Let’s now use the LLM declared this manner in an easy RAG pipeline to reply an issue over the contents of a HF blog post.
from langchain_core.runnables import RunnableParallel
from langchain_community.embeddings import HuggingFaceEmbeddings
loader = WebBaseLoader(
web_paths=("https://huggingface.co/blog/open-source-llms-as-agents",),
)
docs = loader.load()
hf_embeddings = HuggingFaceEmbeddings(model_name="BAAI/bge-large-en-v1.5")
text_splitter = RecursiveCharacterTextSplitter(chunk_size=512, chunk_overlap=200)
splits = text_splitter.split_documents(docs)
vectorstore = Chroma.from_documents(documents=splits, embedding=hf_embeddings)
retriever = vectorstore.as_retriever()
prompt = hub.pull("rlm/rag-prompt")
def format_docs(docs):
return "nn".join(doc.page_content for doc in docs)
rag_chain_from_docs = (
RunnablePassthrough.assign(context=(lambda x: format_docs(x["context"])))
| prompt
| llm
| StrOutputParser()
)
rag_chain_with_source = RunnableParallel(
{"context": retriever, "query": RunnablePassthrough()}
).assign(answer=rag_chain_from_docs)
rag_chain_with_source.invoke("In line with this text which open-source model is the perfect for an agent behaviour?")
{
"context": [...],
"query": "In line with this text which open-source model is the perfect for an agent behaviour?",
"answer": " In line with the article, Mixtral-8x7B is the perfect open-source model for agent behavior, because it performs well and even beats GPT-3.5. The authors recommend fine-tuning Mixtral for agents to potentially surpass the following challenger, GPT-4.",
}
Easy methods to use with LlamaIndex
Similarly, you too can use a TGI endpoint in LlamaIndex. We’ll use the OpenAILike class, and instantiate it by configuring some additional arguments (i.e. is_local, is_function_calling_model, is_chat_model, context_window). Note that the context window argument should match the worth previously set for MAX_TOTAL_TOKENS of your endpoint.

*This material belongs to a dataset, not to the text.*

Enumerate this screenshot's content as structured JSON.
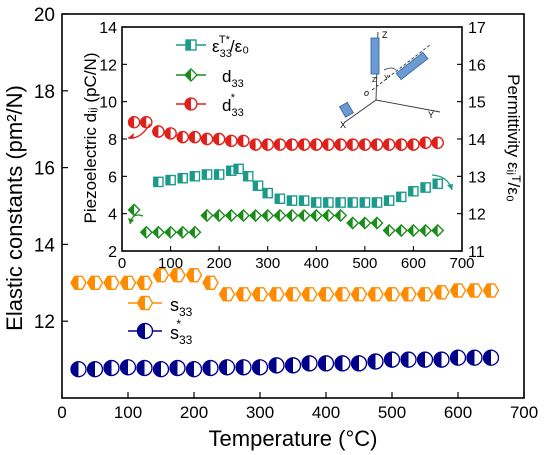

from llama_index.llms import OpenAILike
llm = OpenAILike(
model="tgi",
api_key="" ,
api_base="" + "/v1/",
is_chat_model=True,
is_local=False,
is_function_calling_model=False,
context_window=32000,
)
llm.complete("Why is open-source software vital?")
We will now use it in the same RAG pipeline. Take into accout that the previous selection of MAX_INPUT_LENGTH in your Inference Endpoint will directly influence the variety of retrieved chunk (similarity_top_k) the model can process.
from llama_index import (
ServiceContext,
VectorStoreIndex,
)
from llama_index import download_loader
from llama_index.embeddings import HuggingFaceEmbedding
from llama_index.query_engine import CitationQueryEngine
SimpleWebPageReader = download_loader("SimpleWebPageReader")
documents = SimpleWebPageReader(html_to_text=True).load_data(
["https://huggingface.co/blog/open-source-llms-as-agents"]
)
embed_model = HuggingFaceEmbedding(model_name="BAAI/bge-large-en-v1.5")
service_context = ServiceContext.from_defaults(embed_model=embed_model, llm=llm)
index = VectorStoreIndex.from_documents(
documents, service_context=service_context, show_progress=True
)
query_engine = CitationQueryEngine.from_args(
index,
similarity_top_k=2,
)
response = query_engine.query(
"In line with this text which open-source model is the perfect for an agent behaviour?"
)
In line with the article, Mixtral-8x7B is the perfect performing open-source model for an agent behavior [5]. It even beats GPT-3.5 on this task. Nonetheless, it's price noting that Mixtral's performance could possibly be further improved with proper fine-tuning for function calling and task planning skills [5].
Cleansing up
After you might be done together with your endpoint, you may either pause or delete it. This step might be accomplished via the UI, or programmatically like follows.
endpoint.pause()
endpoint.delete()
Conclusion
The brand new Messages API in Text Generation Inference provides a smooth transition path from OpenAI models to open LLMs. We will’t wait to see what use cases you’ll power with open LLMs running on TGI!
See this notebook for a runnable version of the code outlined within the post.